Tuesday, June 17, 2008

Sepa-go-go gadget profiles!

Profiles have long been the high maintenance girlfriend of Terminal Server / Citrix deployments. There's no way around it. If you run Citrix, you have at some point included user profiles as a bullet point on a suicide note.

Citrix has finally decided to listen to the million or so odd people that have been bitching for years on all manner of lists and forums about user profile management. To date, I think Citrix has turned a deaf ear to the whiners because technically that falls into the terminal server realm, and stepping on Microsoft's toes has generally not been regarded as a strategic business direction. And if Microsoft can't come up with a better way to do it then why should it be Citrix's problem? Can't argue with that, besides who the hell would want to take on profile management and all its baggage as a supported product? Fuck that noise.

So what has happened is the same thing that happened with the "Wow, printing really sucks in Citrix" movement. A bunch of third-party solutions popped up to fill the void. One of these is Sepago. Admittedly, I haven't played with it much, but Sepago has a pretty cool product for managing profiles. And surprise surprise, Citrix recently bought them.

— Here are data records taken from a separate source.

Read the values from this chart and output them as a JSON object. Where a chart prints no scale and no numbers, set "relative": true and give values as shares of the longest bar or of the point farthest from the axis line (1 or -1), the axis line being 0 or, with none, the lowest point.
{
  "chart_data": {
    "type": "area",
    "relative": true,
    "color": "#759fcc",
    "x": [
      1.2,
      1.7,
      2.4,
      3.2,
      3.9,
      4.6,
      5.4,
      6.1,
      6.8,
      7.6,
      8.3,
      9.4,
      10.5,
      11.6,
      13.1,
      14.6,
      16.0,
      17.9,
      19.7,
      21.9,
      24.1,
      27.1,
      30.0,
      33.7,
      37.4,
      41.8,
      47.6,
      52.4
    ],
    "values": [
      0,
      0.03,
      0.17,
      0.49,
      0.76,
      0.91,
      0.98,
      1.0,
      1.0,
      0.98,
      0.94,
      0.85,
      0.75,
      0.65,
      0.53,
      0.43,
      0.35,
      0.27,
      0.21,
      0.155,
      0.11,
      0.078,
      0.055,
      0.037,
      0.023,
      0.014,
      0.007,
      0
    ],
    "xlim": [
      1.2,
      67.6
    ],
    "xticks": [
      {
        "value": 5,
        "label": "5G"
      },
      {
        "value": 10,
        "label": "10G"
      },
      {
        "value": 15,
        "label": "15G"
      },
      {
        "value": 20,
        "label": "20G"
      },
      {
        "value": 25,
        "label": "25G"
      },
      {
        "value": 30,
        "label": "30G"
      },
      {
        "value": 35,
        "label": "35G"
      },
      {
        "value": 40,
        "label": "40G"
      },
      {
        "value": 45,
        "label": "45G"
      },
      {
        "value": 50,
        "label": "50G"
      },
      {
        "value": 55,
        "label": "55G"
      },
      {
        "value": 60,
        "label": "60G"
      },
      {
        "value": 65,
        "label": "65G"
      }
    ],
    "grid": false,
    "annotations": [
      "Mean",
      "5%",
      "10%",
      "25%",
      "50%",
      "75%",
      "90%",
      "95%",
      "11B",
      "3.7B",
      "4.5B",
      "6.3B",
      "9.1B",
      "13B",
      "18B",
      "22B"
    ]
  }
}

So now Citrix has a native profile solution, or at least one that their sales people can pimp out. But why Sepago? I have a speculation. The disclaimer is that this is just me talking. This is probably going to be a half-truth at best - but here goes.

Convergence.

You see, thin computing is on the brink of a singularity. In the coming years you're going to see application and OS virtualization merge with VDI, workstations, and mobile devices. It's all going to be a huge blob that facilitates access to all the virtualized resources across platforms from a single technology or (as some have speculated) an appliance (although I doubt that). Here's where Sepago fits in. You see, it's not limited to just terminal server. It will manage profiles across the board - including your desktops and VDI instances. And... And.. it is largely managed through native GPO's! How's that for elegant scalability? Bam! What we're we're seeing is Citrix positioning itself for the coming homogeneous landscape.

Strategery.

One thing for sure, I can poke and jab at the company and have a good time doing it, but that Marky T is a sharp guy. Forward thinking and all. You tell Mark Templeton to think outside the box and he would answer that the box isn't really there to begin with. "It's running on a server somewhere else, but I get all the functionality of the box and I'm able to seamlessly think outside of it from wherever I am using any number of hardware and software platforms. We call it XenBox"

Again, that's not an actual quote. I'm just making all that up to make a point. It will certainly be interesting to watch and see what happens.